Généralement, les conjoints ne mettent pas un terme à leur vie professionnelle exactement en même temps.
Comment bien gérer ce petit décalage momentané? Conseils et témoignages.
Lancés à vive allure sur l’autoroute de la vie professionnelle, ils voyaient jusqu’ici leur quotidien défiler à un rythme effréné. Avec le temps, ils avaient pourtant trouvé une vitesse de croisière. Puis, un jour, l’un des deux a levé le pied, par choix ou par obligation, afin d’emprunter une route secondaire, plus paisible et bucolique. Les panneaux ralentisseurs de la retraite étaient là.
Sans pour autant changer de direction, il a donc adapté sa vitesse. Alors que son alter ego actif (professionnellement parlant) continue à être soumis aux lois du travail, le pensionné laisse derrière lui les contraintes professionnelles pour vaquer à ses activités préférées. Un changement d’emploi du temps et de préoccupations qui induit forcément un décalage momentané – de quelques mois, voire quelques années – au sein du couple. Comment faire pour maintenir un équilibre? Ne serait-ce pas l’occasion idéale de repenser la vie à deux?

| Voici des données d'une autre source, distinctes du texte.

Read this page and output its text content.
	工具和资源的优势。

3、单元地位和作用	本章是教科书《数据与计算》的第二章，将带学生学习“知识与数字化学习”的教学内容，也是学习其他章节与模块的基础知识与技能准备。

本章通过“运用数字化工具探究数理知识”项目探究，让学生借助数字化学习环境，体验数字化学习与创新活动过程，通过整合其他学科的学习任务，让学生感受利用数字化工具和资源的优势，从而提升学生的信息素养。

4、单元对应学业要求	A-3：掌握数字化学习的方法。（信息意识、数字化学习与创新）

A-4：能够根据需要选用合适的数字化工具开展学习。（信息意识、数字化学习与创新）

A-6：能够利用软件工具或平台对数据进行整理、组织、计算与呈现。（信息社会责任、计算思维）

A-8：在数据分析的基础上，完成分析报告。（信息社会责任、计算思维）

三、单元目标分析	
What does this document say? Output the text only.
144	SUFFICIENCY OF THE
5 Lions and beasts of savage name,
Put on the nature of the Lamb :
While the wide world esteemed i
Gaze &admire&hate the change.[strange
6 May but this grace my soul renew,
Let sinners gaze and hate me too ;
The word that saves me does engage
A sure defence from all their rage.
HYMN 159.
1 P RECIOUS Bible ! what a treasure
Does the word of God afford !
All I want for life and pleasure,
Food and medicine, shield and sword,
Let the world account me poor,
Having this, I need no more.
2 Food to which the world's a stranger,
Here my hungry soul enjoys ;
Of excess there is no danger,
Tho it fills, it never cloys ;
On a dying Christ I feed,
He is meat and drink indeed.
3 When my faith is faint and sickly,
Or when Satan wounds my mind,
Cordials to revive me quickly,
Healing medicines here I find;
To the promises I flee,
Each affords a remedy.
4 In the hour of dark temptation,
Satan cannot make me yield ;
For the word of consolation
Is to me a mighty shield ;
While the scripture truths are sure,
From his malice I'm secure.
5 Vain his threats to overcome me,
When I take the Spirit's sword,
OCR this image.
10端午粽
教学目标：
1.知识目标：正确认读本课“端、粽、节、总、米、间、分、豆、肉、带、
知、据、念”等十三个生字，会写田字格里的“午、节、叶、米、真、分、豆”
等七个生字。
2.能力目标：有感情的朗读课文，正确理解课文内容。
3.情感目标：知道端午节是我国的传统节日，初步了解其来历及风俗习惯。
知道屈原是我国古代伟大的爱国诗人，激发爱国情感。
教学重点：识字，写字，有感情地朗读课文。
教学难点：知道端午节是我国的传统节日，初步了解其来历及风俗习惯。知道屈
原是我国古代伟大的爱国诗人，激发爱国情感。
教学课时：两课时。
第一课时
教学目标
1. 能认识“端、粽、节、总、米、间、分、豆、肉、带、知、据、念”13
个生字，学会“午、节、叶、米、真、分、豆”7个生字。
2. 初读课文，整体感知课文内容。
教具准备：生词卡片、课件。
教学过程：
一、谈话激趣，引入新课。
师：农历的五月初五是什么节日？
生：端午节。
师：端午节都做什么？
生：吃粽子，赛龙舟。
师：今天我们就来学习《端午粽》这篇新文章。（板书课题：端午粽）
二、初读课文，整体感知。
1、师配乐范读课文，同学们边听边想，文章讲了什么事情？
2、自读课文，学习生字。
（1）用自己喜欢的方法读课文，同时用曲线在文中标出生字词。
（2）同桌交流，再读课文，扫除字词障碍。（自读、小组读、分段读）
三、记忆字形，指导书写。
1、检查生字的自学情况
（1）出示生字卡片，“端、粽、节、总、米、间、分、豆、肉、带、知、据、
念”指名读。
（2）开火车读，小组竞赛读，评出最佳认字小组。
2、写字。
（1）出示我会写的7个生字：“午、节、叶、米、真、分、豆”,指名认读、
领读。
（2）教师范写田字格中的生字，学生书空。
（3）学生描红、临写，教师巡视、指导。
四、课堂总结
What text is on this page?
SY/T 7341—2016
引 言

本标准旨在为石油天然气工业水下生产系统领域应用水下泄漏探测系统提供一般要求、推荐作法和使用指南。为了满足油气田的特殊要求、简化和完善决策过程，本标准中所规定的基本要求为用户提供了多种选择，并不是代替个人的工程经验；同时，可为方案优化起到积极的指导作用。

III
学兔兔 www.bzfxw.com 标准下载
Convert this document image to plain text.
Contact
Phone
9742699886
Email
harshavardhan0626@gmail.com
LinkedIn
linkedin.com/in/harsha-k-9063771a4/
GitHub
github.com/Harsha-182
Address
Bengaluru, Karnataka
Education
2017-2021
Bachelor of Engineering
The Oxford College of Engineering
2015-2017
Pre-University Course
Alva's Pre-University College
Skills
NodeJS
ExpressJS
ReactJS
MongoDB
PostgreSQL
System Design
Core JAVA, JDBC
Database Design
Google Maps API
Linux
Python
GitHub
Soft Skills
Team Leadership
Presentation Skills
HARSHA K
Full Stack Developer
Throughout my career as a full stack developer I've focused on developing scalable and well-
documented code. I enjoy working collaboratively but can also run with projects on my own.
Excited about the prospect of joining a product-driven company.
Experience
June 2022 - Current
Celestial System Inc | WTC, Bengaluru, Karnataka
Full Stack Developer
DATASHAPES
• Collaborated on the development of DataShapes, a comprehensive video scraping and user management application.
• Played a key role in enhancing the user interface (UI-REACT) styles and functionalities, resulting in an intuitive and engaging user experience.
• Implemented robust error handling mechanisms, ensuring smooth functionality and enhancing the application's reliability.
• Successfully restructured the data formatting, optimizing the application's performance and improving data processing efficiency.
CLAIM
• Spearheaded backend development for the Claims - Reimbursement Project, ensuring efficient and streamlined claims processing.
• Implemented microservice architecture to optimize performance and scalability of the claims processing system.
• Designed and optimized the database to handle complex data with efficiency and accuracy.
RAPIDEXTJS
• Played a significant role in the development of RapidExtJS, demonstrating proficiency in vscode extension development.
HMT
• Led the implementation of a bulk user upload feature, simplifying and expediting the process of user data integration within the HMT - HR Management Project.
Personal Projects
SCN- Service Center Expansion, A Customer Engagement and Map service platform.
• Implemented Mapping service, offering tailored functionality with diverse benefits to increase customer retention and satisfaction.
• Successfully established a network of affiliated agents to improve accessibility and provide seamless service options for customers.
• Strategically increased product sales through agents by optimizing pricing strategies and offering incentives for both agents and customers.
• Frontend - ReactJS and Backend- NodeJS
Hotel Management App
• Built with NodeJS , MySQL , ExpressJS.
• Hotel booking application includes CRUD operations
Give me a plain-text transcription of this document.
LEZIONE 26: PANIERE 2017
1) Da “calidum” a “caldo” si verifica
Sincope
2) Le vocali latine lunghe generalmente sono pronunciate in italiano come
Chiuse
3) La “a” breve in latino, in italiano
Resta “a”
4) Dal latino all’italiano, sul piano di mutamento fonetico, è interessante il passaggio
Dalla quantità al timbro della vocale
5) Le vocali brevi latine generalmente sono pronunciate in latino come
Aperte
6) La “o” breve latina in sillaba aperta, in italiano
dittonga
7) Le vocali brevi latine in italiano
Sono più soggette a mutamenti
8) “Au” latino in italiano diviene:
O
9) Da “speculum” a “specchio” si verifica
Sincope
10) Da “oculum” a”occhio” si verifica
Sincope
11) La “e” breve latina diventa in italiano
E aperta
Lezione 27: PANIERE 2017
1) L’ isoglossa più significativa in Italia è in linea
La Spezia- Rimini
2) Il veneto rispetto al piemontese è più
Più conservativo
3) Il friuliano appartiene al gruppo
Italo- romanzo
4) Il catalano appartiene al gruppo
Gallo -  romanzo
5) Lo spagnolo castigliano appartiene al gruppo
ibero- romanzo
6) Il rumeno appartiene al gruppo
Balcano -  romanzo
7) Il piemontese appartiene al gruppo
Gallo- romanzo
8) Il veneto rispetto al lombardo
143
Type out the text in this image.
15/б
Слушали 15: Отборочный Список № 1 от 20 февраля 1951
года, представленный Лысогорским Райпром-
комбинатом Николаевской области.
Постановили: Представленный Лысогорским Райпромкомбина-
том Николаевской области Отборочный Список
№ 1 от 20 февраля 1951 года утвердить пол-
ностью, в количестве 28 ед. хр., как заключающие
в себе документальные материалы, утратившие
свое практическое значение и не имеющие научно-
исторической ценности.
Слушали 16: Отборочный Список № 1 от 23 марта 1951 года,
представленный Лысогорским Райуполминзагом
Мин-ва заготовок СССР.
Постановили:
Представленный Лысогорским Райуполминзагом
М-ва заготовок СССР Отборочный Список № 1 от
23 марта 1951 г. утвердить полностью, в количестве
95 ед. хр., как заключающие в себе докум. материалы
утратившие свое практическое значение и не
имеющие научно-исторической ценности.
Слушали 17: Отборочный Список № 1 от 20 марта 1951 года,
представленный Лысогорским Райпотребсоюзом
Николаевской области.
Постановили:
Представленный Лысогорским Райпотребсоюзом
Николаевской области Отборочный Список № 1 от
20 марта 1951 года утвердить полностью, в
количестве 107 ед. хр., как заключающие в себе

Savoir désamorcer les craintes
Pour Guy Bovey, directeur d’AvantÂge – un centre romand de compétence pour les 50-65 ans, qui conseille notamment sur les transitions de fin de carrière – c’est même une nécessité de réinventer son couple. «Tout changement de situation implique des peurs et des attentes chez les deux partenaires, explique ce conférencier, spécialiste des questions liées à la retraite. C’est parfaitement normal d’en avoir, mais il faut prendre le temps d’écouter celles de l’autre, en tenir compte, et désamorcer les craintes éventuelles. Et ce, dès le moment où la date de la retraite a été fixée. On en revient toujours à la communication dans le couple, particulièrement nécessaire quand l’un des deux prend sa retraite.»
Des propos corroborés par Christian Reichel, conseiller conjugal à Lausanne chez Antenne-Couples: «Il s’agit vraiment de redéfinir un projet de couple avant d’être à la retraite, et pas juste de faire de petits ajustements. Je préconise aux partenaires de resigner des “contrats” dans tous les domaines, afin de permettre au retraité de continuer à se sentir utile. De passer en revue les projets d’engagement sociaux et familiaux.»
Si les spécialistes insistent sur la mise en place d’un concept de communication, certains sujets sont plus sensibles que d’autres lors de cette période transitoire et méritent une attention toute particulière, afin d’éviter l’écueil des frustrations du quotidien et les frictions des lendemains. Coup de projecteur sur les questions qui fâchent et les conseils qui réconcilient...
REDEFINIR LES TACHES MENAGERES La première pierre d’achoppement qui arrive sur cette nouvelle route est généralement très matérielle, puisqu’il s’agit des tâches ménagères! «Cela peut sembler trivial, mais c’est un domaine qu’il est primordial de négocier, insiste Guy Bovey, personnellement concerné, puisqu’il prendra sa retraite en mai, alors que sa compagne continuera à travailler. C’est particulièrement vrai si c’est l’homme qui est le premier à prendre sa retraite, car, quoi que l’on en dise, ce sont les femmes qui s’investissent généralement davantage dans l’entretien.» En d’autres termes, pour ne pas que des tensions s’installent, Monsieur le Retraité devra vraisemblablement accepter de mettre la main à la... pâte!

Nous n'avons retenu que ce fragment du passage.